Revisiter un moment clé de l'Histoire au cinéma est toujours un exercice très délicat, voir périlleux.
Steven Spielberg n'en est pas à son coup d'essai en la matière, et nous a déjà prouvé ses talents avec des films aussi variés que
La Liste De Schindler,
Il Faut Sauver Le Soldat Ryan ou, dans un autre registre,
Arrete-moi Si Tu Peux, tous inspirés de faits réels. Avec
Munich, il choisit d'aborder l'attentat qui secoua en 1972 les Jeux Olympiques de la ville allemande, commandité par des Palestiniens et visant des athlètes israéliens.
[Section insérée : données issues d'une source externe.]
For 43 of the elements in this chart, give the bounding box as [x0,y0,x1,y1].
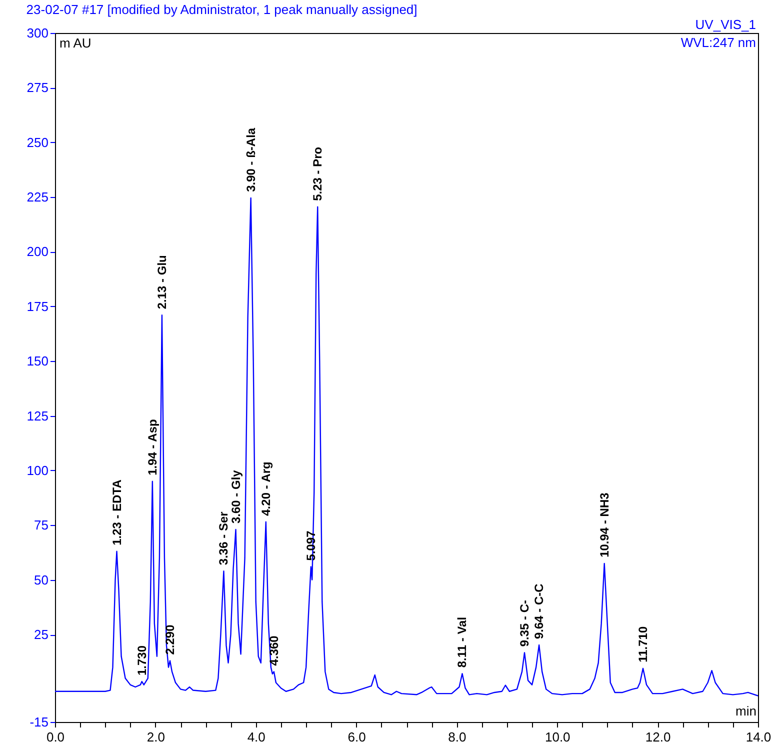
y-tick-label: 25 [34,627,48,642]
x-tick-label: 8.0 [448,730,466,744]
y-tick-label: 300 [26,26,48,40]
y-tick-label: 225 [26,190,48,205]
annotation: 4.20 - Arg [258,462,273,516]
annotation: 1.94 - Asp [145,419,160,476]
x-tick-label: 0.0 [46,730,65,744]
y-tick-label: 175 [26,298,48,314]
x-tick-label: 4.0 [247,730,266,744]
annotation: 5.23 - Pro [310,146,325,201]
annotation: 3.60 - Gly [228,470,243,524]
annotation: 3.36 - Ser [216,511,231,566]
x-axis-title: min [736,704,756,718]
x-tick-label: 6.0 [348,730,366,744]
y-tick-label: 250 [26,134,48,150]
annotation: 2.13 - Glu [154,255,169,310]
annotation: 9.35 - C- [518,600,532,647]
y-tick-label: 150 [26,354,48,369]
annotation: 2.290 [162,624,177,655]
text: UV_VIS_1 [695,17,756,32]
annotation: 8.11 - Val [455,616,470,668]
chart-title: 23-02-07 #17 [modified by Administrator, 1 peak manually assigned] [26,2,418,17]
y-tick-label: 200 [26,244,48,260]
annotation: 5.097 [304,530,318,561]
annotation: 9.64 - C-C [532,583,546,640]
annotation: 1.23 - EDTA [110,479,124,546]
y-tick-label: 75 [34,518,48,533]
x-tick-label: 12.0 [645,730,671,744]
y-tick-label: 125 [26,408,48,424]
x-tick-label: 2.0 [146,730,165,744]
x-tick-label: 14.0 [746,730,772,744]
annotation: 3.90 - ß-Ala [244,128,258,192]
x-tick-label: 10.0 [544,730,570,744]
y-tick-label: -15 [30,714,48,730]
y-axis-title: m AU [60,36,92,50]
y-tick-label: 275 [26,80,48,96]
annotation: 4.360 [266,635,281,666]
annotation: 10.94 - NH3 [597,492,612,558]
y-tick-label: 100 [26,462,48,478]
annotation: 11.710 [636,626,650,662]
annotation: 1.730 [134,645,149,676]
annotation: WVL:247 nm [680,35,756,50]
y-tick-label: 50 [34,572,48,588]
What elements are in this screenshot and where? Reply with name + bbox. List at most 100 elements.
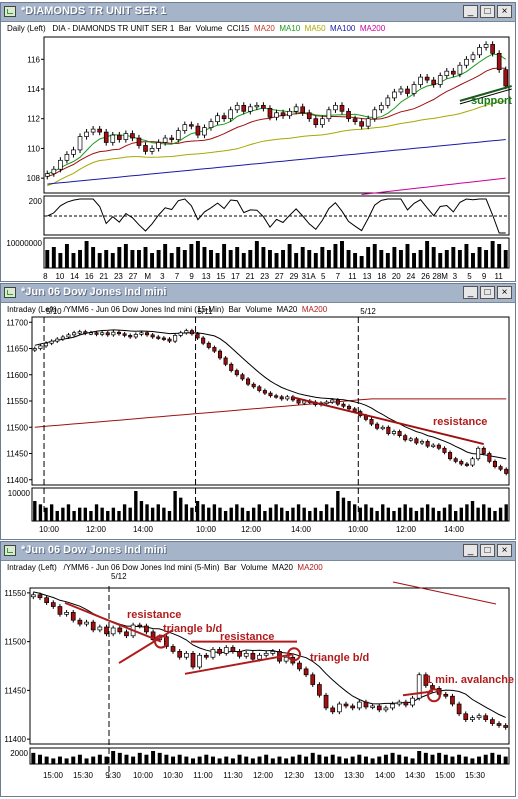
- volume-bar: [31, 752, 36, 764]
- price-bar-body: [183, 652, 189, 658]
- title-bar[interactable]: *DIAMONDS TR UNIT SER 1 _ □ ×: [1, 3, 515, 22]
- volume-bar: [104, 250, 109, 268]
- price-bar-body: [170, 646, 176, 652]
- ma20-label: MA20: [276, 305, 298, 314]
- minimize-button[interactable]: _: [463, 544, 478, 557]
- maximize-button[interactable]: □: [480, 544, 495, 557]
- price-bar-body: [356, 701, 362, 709]
- volume-bar: [438, 253, 443, 268]
- close-button[interactable]: ×: [497, 544, 512, 557]
- volume-bar: [263, 511, 267, 521]
- price-bar-body: [274, 395, 279, 398]
- minimize-button[interactable]: _: [463, 286, 478, 299]
- volume-bar: [390, 752, 395, 764]
- volume-bar: [366, 247, 371, 268]
- y-axis-label: 11500: [6, 423, 28, 432]
- price-bar-body: [337, 703, 342, 713]
- annotation-label: triangle b/d: [310, 652, 369, 664]
- price-bar-body: [83, 331, 88, 334]
- axis-side-label: (Left): [38, 305, 57, 314]
- price-bar-body: [267, 107, 273, 118]
- close-button[interactable]: ×: [497, 286, 512, 299]
- volume-bar: [51, 247, 56, 268]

Si cet événement n'avait encore jamais été traité au cinéma sous forme d'une fiction (un documentaire,
Un Jour En Septembre, réalisé en 1998, sort en France également ce 25 janvier), Spielberg choisi de parler non pas de l'attentat en lui-même, ni de ses préparatifs, mais de ses conséquences et de la chasse à l'homme qui suivit. Il adapte en effet l'ouvrage de George Jonas, "Vengeance", et nous entraîne dans l'incroyable poursuite lancée par Israël contre les commanditaires rescapés de l'attentat, avec pour seul et unique but : les tuer tous. C'est Avner (
Eric Bana) qui est choisi pour partir en Europe exécuter les Palestiniens à l'origine de ce septembre noir.
Alors qu'il avait tourné son soldat Ryan loin des plages normandes et les séquences françaises d'Arrête-moi… au Québec, Spielberg s'est installé en Europe, en décor naturel, pour tourner
Munich, reconstituant pour l'occasion le Paris ou le Rome des années 70. Si certains (Français) reprocheront au marché parisien de l'époque d'être limite cliché, l'ensemble du film a le grand avantage de recréer parfaitement ces années-là, au point de nous offrir une œuvre qui, visuellement, donne quasiment l'impression d'avoir été faite il y a trente ans.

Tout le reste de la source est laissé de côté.